Dalam perhitungan tradisional, Wraspati bernilai 8, Pon 7, dan Wuku Krulut 7, dengan total 22 yang direduksi menjadi angka 4.
“Angka ini berasosiasi dengan arah utara—arah sakral yang dalam Lontar Kala Purana dan Panca Tirta menjadi tempat bersemayamnya Tirta Kamandalu, simbol sumber energi kesucian dan kehidupan,” paparnya.

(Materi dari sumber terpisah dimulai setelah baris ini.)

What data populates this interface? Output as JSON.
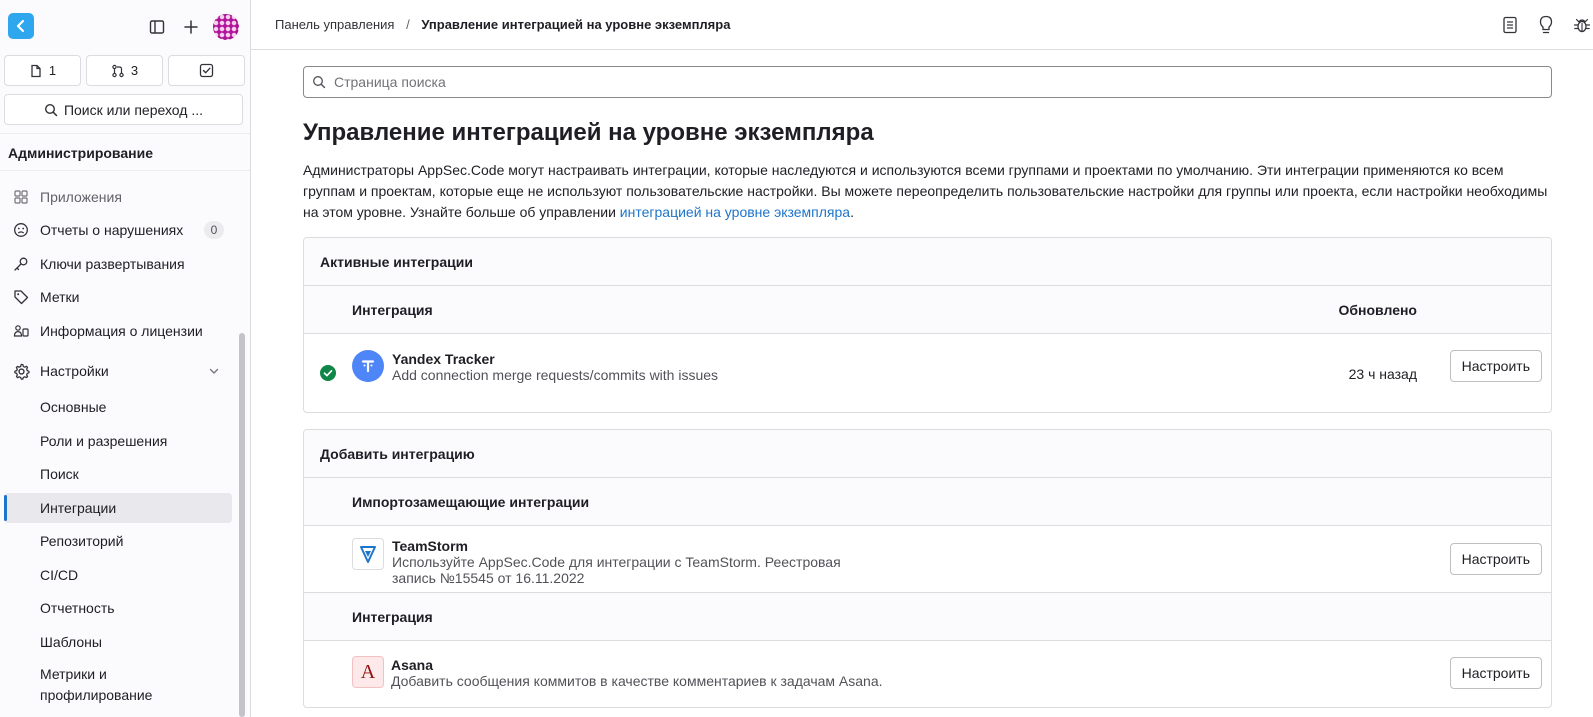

Berdasarkan pemaknaan tersebut, lanjut Gungde Rama, hari itu diyakini sebagai momentum medal-nya energi Tirta Kamandalu, yakni saat energi suci diyakini memancar dan memberi pengaruh pada keseimbangan alam serta kehidupan manusia.

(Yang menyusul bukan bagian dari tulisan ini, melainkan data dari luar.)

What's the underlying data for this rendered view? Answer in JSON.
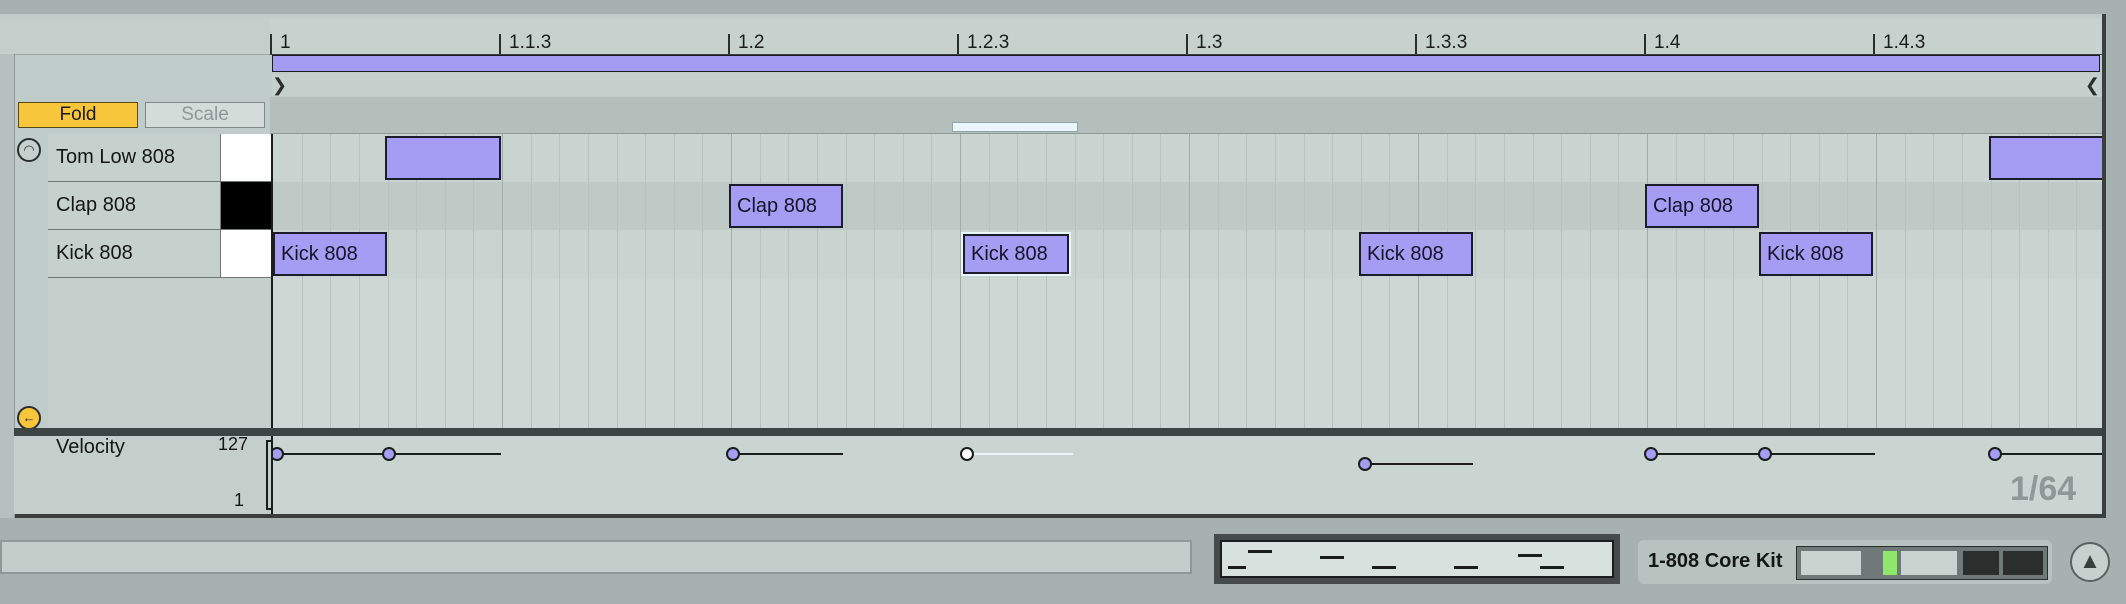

“Perspektif spiritual Bali memaknai peristiwa ini sebagai panggilan bagi manusia untuk melakukan mendak Tirta Kamandalu—memohon dan menyelaraskan diri dengan energi alam demi tercapainya proses meruat, melebur, dan mangurip antara bhuana agung (makrokosmos) dan bhuana alit (mikrokosmos),” bebernya.
Gungde Rama menegaskan, dalam konteks inilah Tari Kamandalu hadir sebagai doa yang hidup. Gerak, ritme, dan ruang menjadi medium komunikasi antara manusia dengan semesta, sebuah upaya spiritual untuk merawat keseimbangan dan keharmonisan hidup.
“Lebih dari sekadar pertunjukan, Kamandalu menegaskan kembali nilai-nilai kearifan lokal Bali: bahwa kehidupan yang lestari hanya dapat terwujud melalui kesadaran akan harmoni antara manusia, alam, dan kekuatan spiritual yang melingkupinya,” terangnya.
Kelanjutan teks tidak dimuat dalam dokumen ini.